The Responsibility of Words

This is why words matter so deeply, especially when spoken by those in positions of leadership. Words shape perception, and perception shapes how we respond to one another. When vulnerable people are described primarily in terms of threat or danger, it becomes easier for society to distance itself from their humanity. Over time, such language can reinforce stigma, deepen division, and make compassionate solutions more difficult to pursue.

Yet this responsibility does not belong only to public officials. It belongs to all of us. The way we speak, the assumptions we carry, and the stories we repeat all contribute to the kind of community we create together. We must ask ourselves honestly: are our words opening space for understanding, or are they reinforcing fear? Are they helping us see one another more clearly, or pushing us further apart? These questions are not easy, but they are necessary.

What I Have Learned from Walking Alongside People

For me, these questions are not theoretical. Through our ministry at St. Alban’s and the work of the 360 Community here in Richmond, I have had the privilege of walking alongside many individuals facing housing insecurity, addiction, and mental health challenges. I have shared meals with them. I have listened to their stories. I have seen not only their struggles, but also their courage, their humour, and their longing for peace.

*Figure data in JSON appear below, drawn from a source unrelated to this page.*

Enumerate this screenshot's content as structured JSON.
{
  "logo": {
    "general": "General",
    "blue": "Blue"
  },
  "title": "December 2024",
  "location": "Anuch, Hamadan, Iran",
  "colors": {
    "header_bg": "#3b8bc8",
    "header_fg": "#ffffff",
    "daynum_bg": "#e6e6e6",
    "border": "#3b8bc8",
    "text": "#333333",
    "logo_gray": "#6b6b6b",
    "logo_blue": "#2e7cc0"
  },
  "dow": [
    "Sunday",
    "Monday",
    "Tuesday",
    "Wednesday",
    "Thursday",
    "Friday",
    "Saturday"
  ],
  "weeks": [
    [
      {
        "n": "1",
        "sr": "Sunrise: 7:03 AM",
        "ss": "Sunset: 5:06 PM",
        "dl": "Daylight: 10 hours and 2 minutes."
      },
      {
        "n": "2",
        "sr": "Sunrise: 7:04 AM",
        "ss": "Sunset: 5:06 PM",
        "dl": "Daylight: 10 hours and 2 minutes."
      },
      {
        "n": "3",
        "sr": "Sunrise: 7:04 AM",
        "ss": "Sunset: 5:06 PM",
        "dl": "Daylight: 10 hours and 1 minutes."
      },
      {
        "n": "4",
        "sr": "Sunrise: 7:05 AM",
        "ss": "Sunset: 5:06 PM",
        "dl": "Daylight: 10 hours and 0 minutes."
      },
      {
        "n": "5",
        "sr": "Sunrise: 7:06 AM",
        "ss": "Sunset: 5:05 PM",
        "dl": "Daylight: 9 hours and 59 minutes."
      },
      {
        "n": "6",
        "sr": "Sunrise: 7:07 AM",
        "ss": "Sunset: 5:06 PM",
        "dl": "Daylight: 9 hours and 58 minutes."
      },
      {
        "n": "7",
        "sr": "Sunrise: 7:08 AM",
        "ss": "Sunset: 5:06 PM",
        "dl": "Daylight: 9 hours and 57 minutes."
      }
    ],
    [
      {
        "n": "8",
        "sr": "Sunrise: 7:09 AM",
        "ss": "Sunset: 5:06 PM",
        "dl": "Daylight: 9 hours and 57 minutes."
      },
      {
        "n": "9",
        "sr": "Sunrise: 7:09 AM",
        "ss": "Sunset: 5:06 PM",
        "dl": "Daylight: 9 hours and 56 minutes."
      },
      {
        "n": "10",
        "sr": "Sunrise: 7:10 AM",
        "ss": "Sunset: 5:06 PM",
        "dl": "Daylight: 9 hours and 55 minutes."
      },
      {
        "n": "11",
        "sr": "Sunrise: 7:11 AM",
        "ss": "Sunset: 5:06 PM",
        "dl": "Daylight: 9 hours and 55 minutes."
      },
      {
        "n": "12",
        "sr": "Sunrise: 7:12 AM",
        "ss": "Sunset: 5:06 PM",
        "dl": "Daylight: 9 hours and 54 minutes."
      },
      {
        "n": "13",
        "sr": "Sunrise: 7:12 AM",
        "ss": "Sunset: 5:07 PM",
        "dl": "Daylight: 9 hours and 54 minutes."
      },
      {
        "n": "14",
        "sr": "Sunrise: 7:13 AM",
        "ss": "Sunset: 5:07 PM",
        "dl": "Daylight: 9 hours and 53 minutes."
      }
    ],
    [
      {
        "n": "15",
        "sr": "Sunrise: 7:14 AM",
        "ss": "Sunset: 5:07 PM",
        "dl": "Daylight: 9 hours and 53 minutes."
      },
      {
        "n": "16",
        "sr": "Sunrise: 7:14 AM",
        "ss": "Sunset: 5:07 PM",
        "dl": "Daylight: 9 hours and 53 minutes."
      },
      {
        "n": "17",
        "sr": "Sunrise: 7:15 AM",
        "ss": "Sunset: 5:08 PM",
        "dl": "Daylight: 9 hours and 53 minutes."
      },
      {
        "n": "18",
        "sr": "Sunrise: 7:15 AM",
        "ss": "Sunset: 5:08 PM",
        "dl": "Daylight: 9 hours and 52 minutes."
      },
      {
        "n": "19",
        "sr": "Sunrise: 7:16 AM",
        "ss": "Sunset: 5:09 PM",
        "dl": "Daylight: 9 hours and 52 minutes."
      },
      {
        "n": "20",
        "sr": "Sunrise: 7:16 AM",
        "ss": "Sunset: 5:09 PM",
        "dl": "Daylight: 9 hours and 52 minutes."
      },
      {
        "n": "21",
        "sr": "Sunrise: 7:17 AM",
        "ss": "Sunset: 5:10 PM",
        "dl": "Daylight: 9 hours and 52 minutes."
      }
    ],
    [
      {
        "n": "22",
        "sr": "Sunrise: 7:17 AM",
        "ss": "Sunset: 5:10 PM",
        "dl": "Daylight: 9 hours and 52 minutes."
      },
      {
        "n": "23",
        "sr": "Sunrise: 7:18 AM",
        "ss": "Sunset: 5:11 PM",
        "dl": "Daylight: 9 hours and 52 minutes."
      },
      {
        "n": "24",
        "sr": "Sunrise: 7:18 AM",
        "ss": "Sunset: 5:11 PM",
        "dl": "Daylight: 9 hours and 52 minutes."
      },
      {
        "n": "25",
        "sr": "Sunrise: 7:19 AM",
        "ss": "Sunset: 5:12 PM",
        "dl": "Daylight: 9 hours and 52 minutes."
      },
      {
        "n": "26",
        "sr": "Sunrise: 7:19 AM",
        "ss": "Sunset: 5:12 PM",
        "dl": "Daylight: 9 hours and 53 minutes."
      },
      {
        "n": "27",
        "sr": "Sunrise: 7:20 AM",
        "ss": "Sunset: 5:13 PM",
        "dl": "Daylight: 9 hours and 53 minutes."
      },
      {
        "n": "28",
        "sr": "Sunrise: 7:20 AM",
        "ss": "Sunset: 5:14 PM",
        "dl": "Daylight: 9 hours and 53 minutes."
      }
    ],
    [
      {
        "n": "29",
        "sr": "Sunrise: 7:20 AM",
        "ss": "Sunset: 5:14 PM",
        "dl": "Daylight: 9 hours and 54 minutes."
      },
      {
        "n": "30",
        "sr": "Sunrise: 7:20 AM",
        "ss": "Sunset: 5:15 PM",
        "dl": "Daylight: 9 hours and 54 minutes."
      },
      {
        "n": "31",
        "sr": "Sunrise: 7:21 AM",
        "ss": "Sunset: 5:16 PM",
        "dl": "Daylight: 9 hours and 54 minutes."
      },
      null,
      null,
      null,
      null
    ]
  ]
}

What I have learned is simple but profound: no one chooses suffering in the way we sometimes imagine. Behind every struggle is often a story of loss, trauma, displacement, or isolation. And behind every story is a human being who longs, as we all do, for dignity, belonging, and hope. When we encounter people face to face, fear begins to lose its power. Distance makes it easy to misunderstand. Relationship makes it possible to see.

What Kind of Community Do We Want to Be?

This brings us to a deeper question that this moment places before all of us. What kind of community do we want to be? Do we want to be a community guided primarily by fear, or by care? Do we want to respond to suffering by turning away, or by walking alongside those who struggle?

A healthy society is not defined by how it treats those who are strong and secure. It is defined by how it treats those who are vulnerable. This does not mean ignoring complexity or dismissing legitimate concerns. Rather, it means addressing those concerns with wisdom, honesty, and compassion, without losing sight of the humanity of those involved. We can seek safety and compassion at the same time. These are not opposing values, but complementary ones.

A Spiritual Reflection

From a spiritual perspective, this reflection reaches even deeper. As a Christian, I am reminded that every person bears the image of God. This truth does not depend on a person’s success, stability, or social standing. It remains present even in weakness, even in struggle. Again and again, the ministry of Christ moved toward those whom society had pushed aside—the poor, the sick, the excluded, and the forgotten. He did not see them as problems to be removed, but as persons to be loved.

In doing so, he revealed something essential not only about God, but about the kind of community we are called to become. A community rooted in compassion does not deny suffering. It meets suffering with presence.

Moving Forward Together

We live in a time marked by uncertainty. Housing insecurity is real. Economic pressures are real. Social trust is fragile. In such a time, it becomes even more important to choose carefully how we see one another and how we speak about one another.

We can allow fear to shape our response. Or we can allow compassion to guide it.

We can use words that divide. Or we can use words that restore dignity.

The path we choose will shape not only public policy, but the moral character of our community itself. May we have the wisdom to see one another clearly, the courage to act with compassion, and the humility to remember that the strength of a community is found not in exclusion, but in the care we offer to one another.